Der 1959 geborene Wang Hui gehört zu den im Westen bekanntesten chinesischen Intellektuellen, was auch damit zu tun haben könnte, dass viele seiner Texte und einige seiner Bücher ins Englische übersetzt worden sind. Er wird der in den 1990er Jahren in der Volksrepublik sich Gehör verschaffenden Gruppe der »Neuen Linken« zugerechnet, die die damaligen neoliberalen Reformen der KPCh scharf ins Auge fasste und eine demokratische, egalitäre Gesellschaftsordnung als Alternative zum Kapitalismus formulierte. Er selbst lehnt dieses Label jedoch unter anderem als westliches Framing ab und zieht den Begriff des kritischen Intellektuellen vor. Nach der Niederschlagung der Proteste 1989 wurde er, der an der Bewegung beteiligt war, für ein Jahr in eine der ärmsten Regionen der Volksrepublik versetzt – eine Erfahrung, die ihm ein Verständnis für das Leben der Landbevölkerung ermöglicht habe, wie er später sagt. Von 1996 bis 2007 war er Mitherausgeber der damals die intellektuellen Debatten im Land prägenden Monatszeitschrift Dushu (»Lesen«), deren Motto »No Forbidden Zone in Reading« lautete.

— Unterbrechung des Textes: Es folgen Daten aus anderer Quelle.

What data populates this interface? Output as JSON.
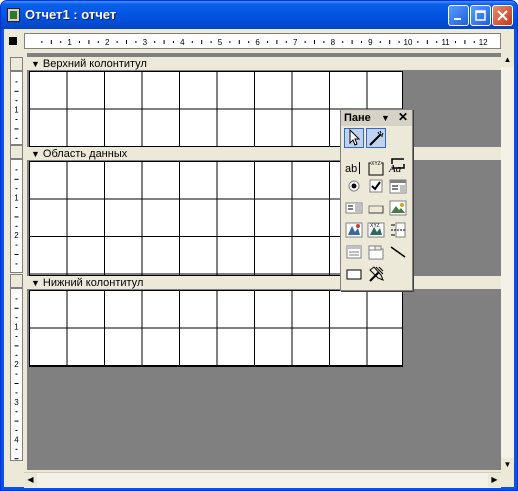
{
  "window": {
    "title": "Отчет1 : отчет"
  },
  "ruler": {
    "numbers": [
      "1",
      "2",
      "3",
      "4",
      "5",
      "6",
      "7",
      "8",
      "9",
      "10",
      "11",
      "12"
    ]
  },
  "vruler": {
    "header_numbers": [
      "1"
    ],
    "data_numbers": [
      "1",
      "2"
    ],
    "footer_numbers": [
      "1",
      "2",
      "3",
      "4"
    ]
  },
  "sections": {
    "header": "Верхний колонтитул",
    "detail": "Область данных",
    "footer": "Нижний колонтитул"
  },
  "toolbox": {
    "title": "Пане",
    "tools": [
      "select-objects",
      "control-wizards",
      "label",
      "text-box",
      "option-group",
      "toggle-button",
      "option-button",
      "check-box",
      "combo-box",
      "list-box",
      "command-button",
      "image",
      "unbound-object-frame",
      "bound-object-frame",
      "page-break",
      "subform",
      "tab-control",
      "line",
      "rectangle",
      "more-controls"
    ]
  }
}
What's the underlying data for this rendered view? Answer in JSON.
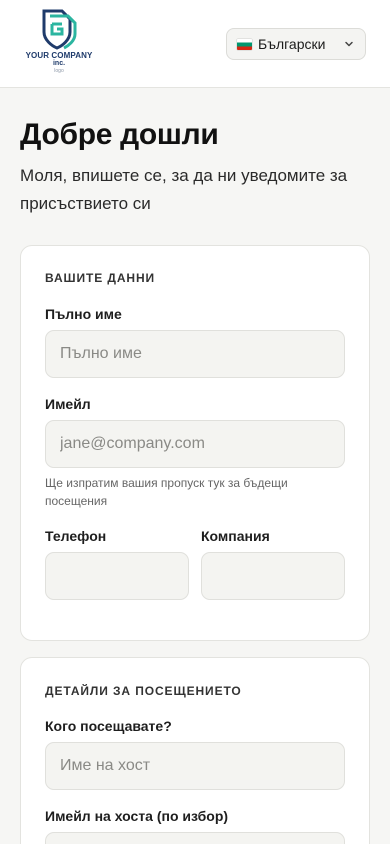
{
  "brand": {
    "logo_line1": "YOUR COMPANY",
    "logo_line2": "inc.",
    "logo_line3": "logo"
  },
  "language": {
    "selected": "Български",
    "flag_icon": "bulgaria-flag-icon"
  },
  "welcome": {
    "title": "Добре дошли",
    "subtitle": "Моля, впишете се, за да ни уведомите за присъствието си"
  },
  "your_details": {
    "section_title": "ВАШИТЕ ДАННИ",
    "full_name_label": "Пълно име",
    "full_name_placeholder": "Пълно име",
    "email_label": "Имейл",
    "email_placeholder": "jane@company.com",
    "email_help": "Ще изпратим вашия пропуск тук за бъдещи посещения",
    "phone_label": "Телефон",
    "company_label": "Компания"
  },
  "visit_details": {
    "section_title": "ДЕТАЙЛИ ЗА ПОСЕЩЕНИЕТО",
    "host_label": "Кого посещавате?",
    "host_placeholder": "Име на хост",
    "host_email_label": "Имейл на хоста (по избор)"
  },
  "colors": {
    "page_bg": "#f6f6f4",
    "card_bg": "#ffffff",
    "input_bg": "#f4f4f1",
    "logo_primary": "#1f3b6b",
    "logo_accent": "#2bb5a0"
  }
}
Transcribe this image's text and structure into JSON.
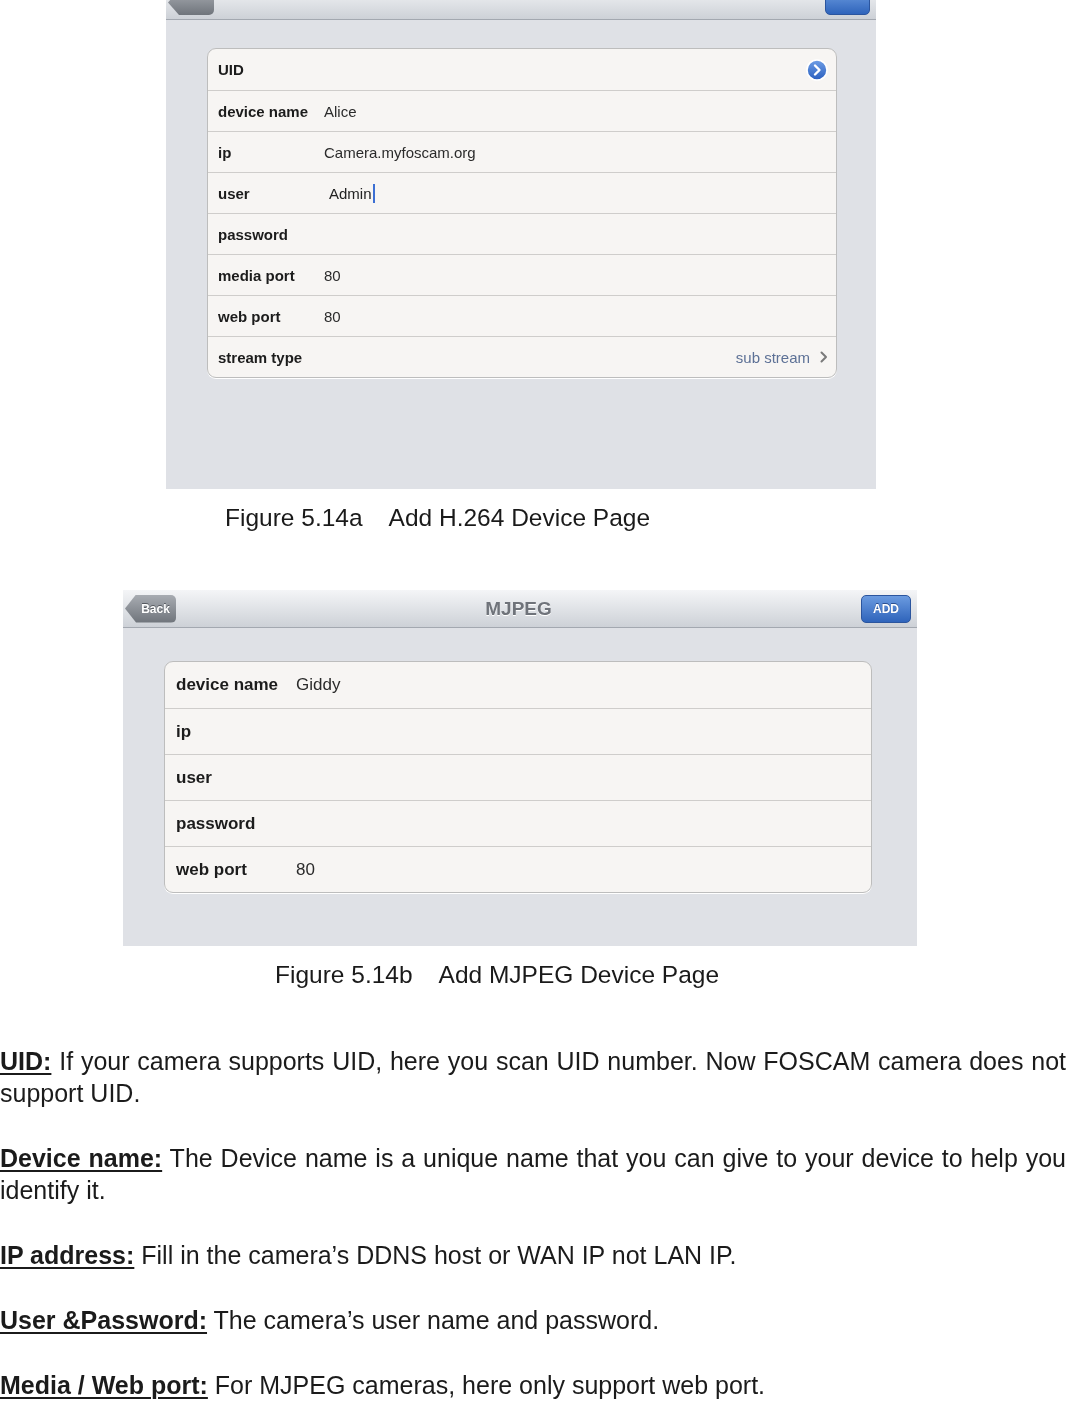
{
  "figures": [
    {
      "rows": [
        {
          "kind": "disclosure",
          "label": "UID"
        },
        {
          "kind": "field",
          "label": "device name",
          "value": "Alice",
          "focused": false
        },
        {
          "kind": "field",
          "label": "ip",
          "value": "Camera.myfoscam.org",
          "focused": false
        },
        {
          "kind": "field",
          "label": "user",
          "value": "Admin",
          "focused": true
        },
        {
          "kind": "field",
          "label": "password",
          "focused": false
        },
        {
          "kind": "field",
          "label": "media port",
          "value": "80",
          "focused": false
        },
        {
          "kind": "field",
          "label": "web port",
          "value": "80",
          "focused": false
        },
        {
          "kind": "picker",
          "label": "stream type",
          "value": "sub stream"
        }
      ],
      "caption": {
        "number": "Figure 5.14a",
        "title": "Add H.264 Device Page"
      }
    },
    {
      "nav_bar": {
        "back_button": "Back",
        "title": "MJPEG",
        "add_button": "ADD"
      },
      "rows": [
        {
          "label": "device name",
          "value": "Giddy"
        },
        {
          "label": "ip"
        },
        {
          "label": "user"
        },
        {
          "label": "password"
        },
        {
          "label": "web port",
          "value": "80"
        }
      ],
      "caption": {
        "number": "Figure 5.14b",
        "title": "Add MJPEG Device Page"
      }
    }
  ],
  "paragraphs": [
    "**UID:** If your camera supports UID, here you scan UID number. Now FOSCAM camera does not support UID.",
    "**Device name:** The Device name is a unique name that you can give to your device to help you identify it.",
    "**IP address:** Fill in the camera’s DDNS host or WAN IP not LAN IP.",
    "**User &Password:** The camera’s user name and password.",
    "**Media / Web port:** For MJPEG cameras, here only support web port."
  ]
}
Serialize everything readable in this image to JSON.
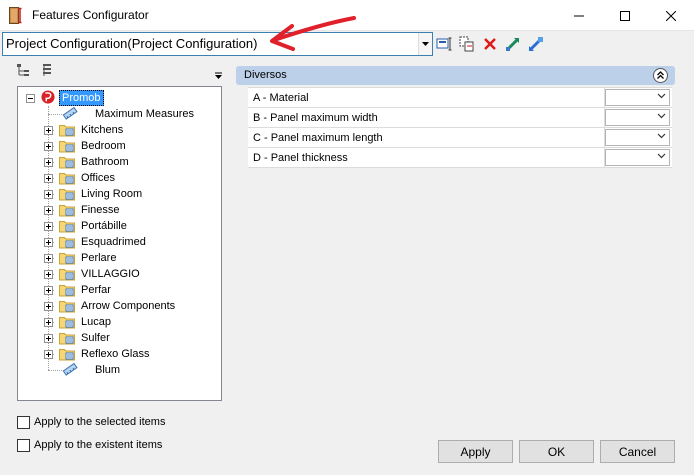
{
  "window": {
    "title": "Features Configurator",
    "app_icon": "features-configurator-icon"
  },
  "config_selector": {
    "value": "Project Configuration(Project Configuration)"
  },
  "toolbar": {
    "icons": [
      "open-config-icon",
      "copy-config-icon",
      "delete-icon",
      "import-icon",
      "export-icon"
    ]
  },
  "tree": {
    "root": {
      "label": "Promob",
      "icon": "promob-logo-icon"
    },
    "items": [
      {
        "label": "Maximum Measures",
        "icon": "ruler-icon",
        "expandable": false
      },
      {
        "label": "Kitchens",
        "icon": "folder-icon",
        "expandable": true
      },
      {
        "label": "Bedroom",
        "icon": "folder-icon",
        "expandable": true
      },
      {
        "label": "Bathroom",
        "icon": "folder-icon",
        "expandable": true
      },
      {
        "label": "Offices",
        "icon": "folder-icon",
        "expandable": true
      },
      {
        "label": "Living Room",
        "icon": "folder-icon",
        "expandable": true
      },
      {
        "label": "Finesse",
        "icon": "folder-icon",
        "expandable": true
      },
      {
        "label": "Portábille",
        "icon": "folder-icon",
        "expandable": true
      },
      {
        "label": "Esquadrimed",
        "icon": "folder-icon",
        "expandable": true
      },
      {
        "label": "Perlare",
        "icon": "folder-icon",
        "expandable": true
      },
      {
        "label": "VILLAGGIO",
        "icon": "folder-icon",
        "expandable": true
      },
      {
        "label": "Perfar",
        "icon": "folder-icon",
        "expandable": true
      },
      {
        "label": "Arrow Components",
        "icon": "folder-icon",
        "expandable": true
      },
      {
        "label": "Lucap",
        "icon": "folder-icon",
        "expandable": true
      },
      {
        "label": "Sulfer",
        "icon": "folder-icon",
        "expandable": true
      },
      {
        "label": "Reflexo Glass",
        "icon": "folder-icon",
        "expandable": true
      },
      {
        "label": "Blum",
        "icon": "ruler-icon",
        "expandable": false
      }
    ]
  },
  "options": {
    "apply_selected": "Apply to the selected items",
    "apply_existent": "Apply to the existent items"
  },
  "group": {
    "title": "Diversos",
    "properties": [
      {
        "label": "A - Material",
        "value": ""
      },
      {
        "label": "B - Panel maximum width",
        "value": ""
      },
      {
        "label": "C - Panel maximum length",
        "value": ""
      },
      {
        "label": "D - Panel thickness",
        "value": ""
      }
    ]
  },
  "buttons": {
    "apply": "Apply",
    "ok": "OK",
    "cancel": "Cancel"
  },
  "colors": {
    "selection": "#3399ff",
    "group_header": "#bcd0e9",
    "annotation_arrow": "#e0202a"
  }
}
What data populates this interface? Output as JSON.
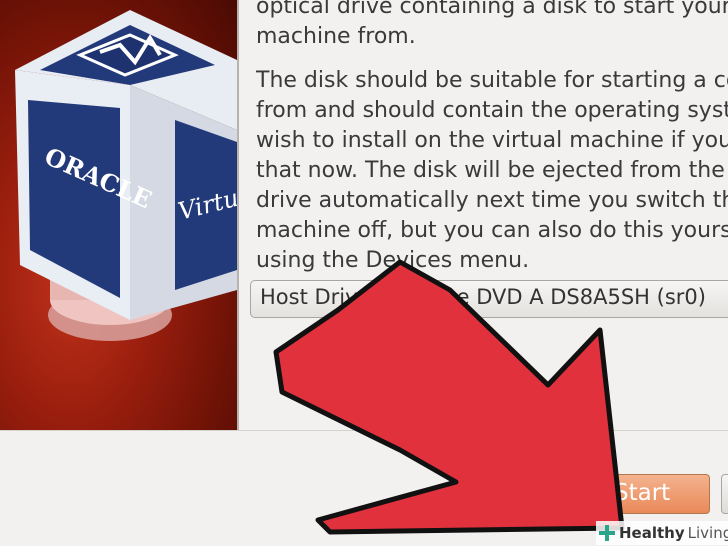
{
  "wizard": {
    "paragraph_1": [
      "optical drive containing a disk to start your n",
      "machine from."
    ],
    "paragraph_2": [
      "The disk should be suitable for starting a com",
      "from and should contain the operating syste",
      "wish to install on the virtual machine if you w",
      "that now. The disk will be ejected from the vi",
      "drive automatically next time you switch the",
      "machine off, but you can also do this yoursel",
      "using the Devices menu."
    ],
    "drive_select_value": "Host Drive Slimtype DVD A  DS8A5SH   (sr0)"
  },
  "banner": {
    "logo_text": "ORACLE",
    "logo_text_2": "Virtu"
  },
  "buttons": {
    "start_label": "Start"
  },
  "watermark": {
    "text_bold": "Healthy",
    "text_normal": "Living"
  },
  "colors": {
    "arrow": "#e0313d",
    "arrow_outline": "#111111",
    "banner_red": "#9a1e0e",
    "start_button": "#e9895a"
  }
}
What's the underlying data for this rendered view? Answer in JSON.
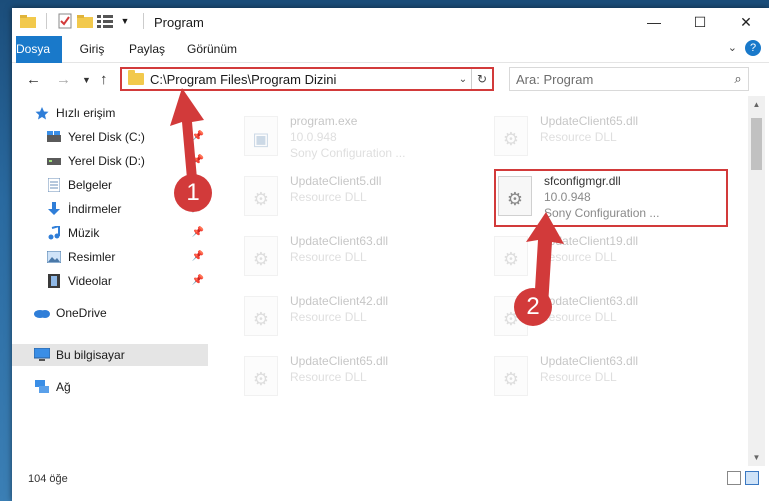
{
  "window": {
    "title": "Program"
  },
  "ribbon": {
    "tabs": [
      "Dosya",
      "Giriş",
      "Paylaş",
      "Görünüm"
    ]
  },
  "nav": {
    "address": "C:\\Program Files\\Program Dizini",
    "search_placeholder": "Ara: Program"
  },
  "sidebar": {
    "items": [
      {
        "label": "Hızlı erişim"
      },
      {
        "label": "Yerel Disk (C:)"
      },
      {
        "label": "Yerel Disk (D:)"
      },
      {
        "label": "Belgeler"
      },
      {
        "label": "İndirmeler"
      },
      {
        "label": "Müzik"
      },
      {
        "label": "Resimler"
      },
      {
        "label": "Videolar"
      },
      {
        "label": "OneDrive"
      },
      {
        "label": "Bu bilgisayar"
      },
      {
        "label": "Ağ"
      }
    ]
  },
  "files": [
    {
      "name": "program.exe",
      "line2": "10.0.948",
      "line3": "Sony Configuration ..."
    },
    {
      "name": "UpdateClient65.dll",
      "line2": "Resource DLL"
    },
    {
      "name": "UpdateClient5.dll",
      "line2": "Resource DLL"
    },
    {
      "name": "sfconfigmgr.dll",
      "line2": "10.0.948",
      "line3": "Sony Configuration ..."
    },
    {
      "name": "UpdateClient63.dll",
      "line2": "Resource DLL"
    },
    {
      "name": "UpdateClient19.dll",
      "line2": "Resource DLL"
    },
    {
      "name": "UpdateClient42.dll",
      "line2": "Resource DLL"
    },
    {
      "name": "UpdateClient63.dll",
      "line2": "Resource DLL"
    },
    {
      "name": "UpdateClient65.dll",
      "line2": "Resource DLL"
    },
    {
      "name": "UpdateClient63.dll",
      "line2": "Resource DLL"
    }
  ],
  "status": {
    "count": "104 öğe"
  },
  "annotations": {
    "badge1": "1",
    "badge2": "2",
    "color": "#d23a3a"
  }
}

Ein Besuch chinesischer Buchhandlungen dürfte jede neugierige Person aus dem Westen überraschen: von Machiavelli, Hegel, Marx, Freud, Adorno, Bloch, Hayek, Friedman, Lacan, Foucault, Butler bis hin zu Donna Haraway ist alles ins Chinesische übersetzt – wie die Autorin dieses Textes selbst auf einer Chinareise feststellen konnte –, während Übersetzungen modernen und zeitgenössischen chinesischen Denkens im Westen nach wie vor rar sind. 2008 zählte die US-amerikanische Zeitschrift Foreign Policy Wang Hui zu den 100 einflussreichsten öffentlichen Intellektuellen weitweit, als einer der wenigen Denker der Linken steht er da neben Slavoj Žižek und Noam Chomsky. Auch in der Volksrepublik selbst ist er einer der bekanntesten Denker.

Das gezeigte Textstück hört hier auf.